Frankly, this thriller is a bit behind the curve in its storytelling, so even though it's a solidly well-made example of the found-footage genre, it feels derivative and tired. The script cleverly weaves in real historical events to make it a lot more intriguing, but the screenwriter seems to run out of ideas before the end, resorting to horror cliches and grisly effects that feel rather corny.
The true story took place in February 1959, when nine hikers disappeared while hiking in the snowy Ural mountains. When their bodies were discovered, they had mysterious internal injuries that didn't match their external wounds. The mystery has never been solved, so for her final project, American psychology student Holly (Goss) decides to investigate, travelling to Russia to shoot a documentary with film student Jenson (Stokoe), sound recordist Denise (Atkinson) and two perky mountaineering experts (Albright and Hawley). But when they start climbing to the icy pass, strange things begin to happen around them. Then they stumble into something shocking.
Director Harlin has a great time cranking up a sense of doom, with gleeful references to sinister Soviet experiments, alien sightings and even the existence of a yeti. The locals taunt these too-curious Yanks with tales about the "Mountain of the Dead". And their expedition is intercut with archive photos and footage of the original 1959 hikers. So there's a real sense that these intrepid students could find pretty much anything up there. And since we see everything through Jenson's camera, there's a real sense of wonder about the expansive beauty of the wintry Urals. Meanwhile, the lively young cast has a lot of fun bringing the characters to life through some soapy romantic entanglements and hints of various back-stories.

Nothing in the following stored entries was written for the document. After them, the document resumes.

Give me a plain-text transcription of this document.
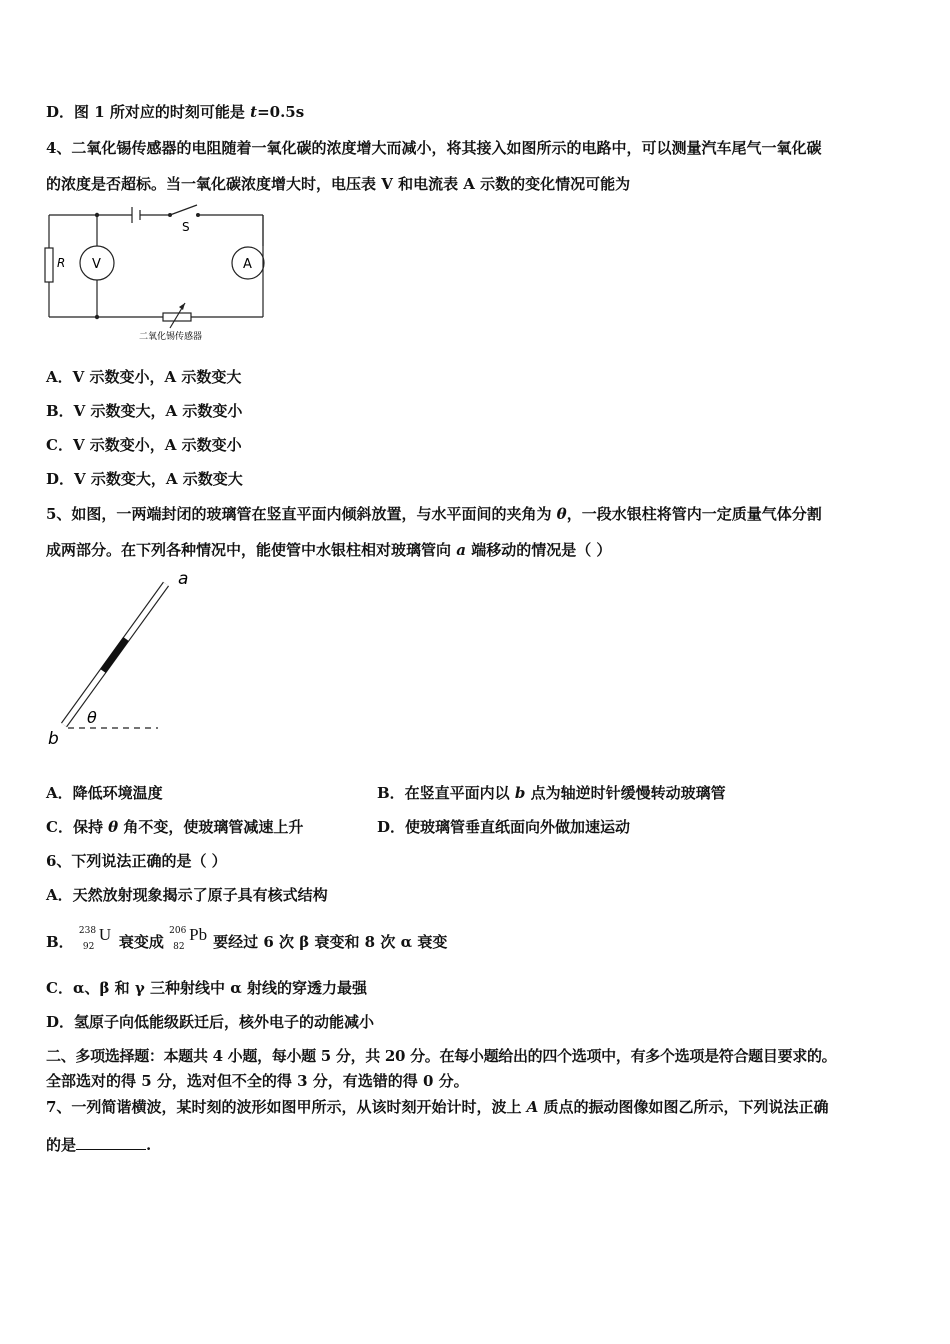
D．图 1 所对应的时刻可能是 t=0.5s
4、二氧化锡传感器的电阻随着一氧化碳的浓度增大而减小，将其接入如图所示的电路中，可以测量汽车尾气一氧化碳
的浓度是否超标。当一氧化碳浓度增大时，电压表 V 和电流表 A 示数的变化情况可能为
R V	A
S
二氧化锡传感器
A．V 示数变小，A 示数变大
B．V 示数变大，A 示数变小
C．V 示数变小，A 示数变小
D．V 示数变大，A 示数变大
5、如图，一两端封闭的玻璃管在竖直平面内倾斜放置，与水平面间的夹角为 θ，一段水银柱将管内一定质量气体分割
成两部分。在下列各种情况中，能使管中水银柱相对玻璃管向 a 端移动的情况是（ ）
a
b
θ
A．降低环境温度	B．在竖直平面内以 b 点为轴逆时针缓慢转动玻璃管
C．保持 θ 角不变，使玻璃管减速上升	D．使玻璃管垂直纸面向外做加速运动
6、下列说法正确的是（ ）
A．天然放射现象揭示了原子具有核式结构
B．
238
92
U 衰变成
206
82
Pb 要经过 6 次 β 衰变和 8 次 α 衰变
C．α、β 和 γ 三种射线中 α 射线的穿透力最强
D．氢原子向低能级跃迁后，核外电子的动能减小
二、多项选择题：本题共 4 小题，每小题 5 分，共 20 分。在每小题给出的四个选项中，有多个选项是符合题目要求的。
全部选对的得 5 分，选对但不全的得 3 分，有选错的得 0 分。
7、一列简谐横波，某时刻的波形如图甲所示，从该时刻开始计时，波上 A 质点的振动图像如图乙所示，下列说法正确
的是	.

But of course, they have to discover something in the pass, and when we finally begin to see the nastiness lurking there the film loses its steam. As always, hinting at something nefarious is much more suspenseful than actually showing it. So the film's suggestive first half is a lot more fun to watch. That said, Harlin has assembled a found-footage horror-thriller that looks much better than we expect, and the grisly finale at least goes somewhere we could never predict. So even if the ending isn't hugely satisfying, we've had some nerve-wracking fun along the way.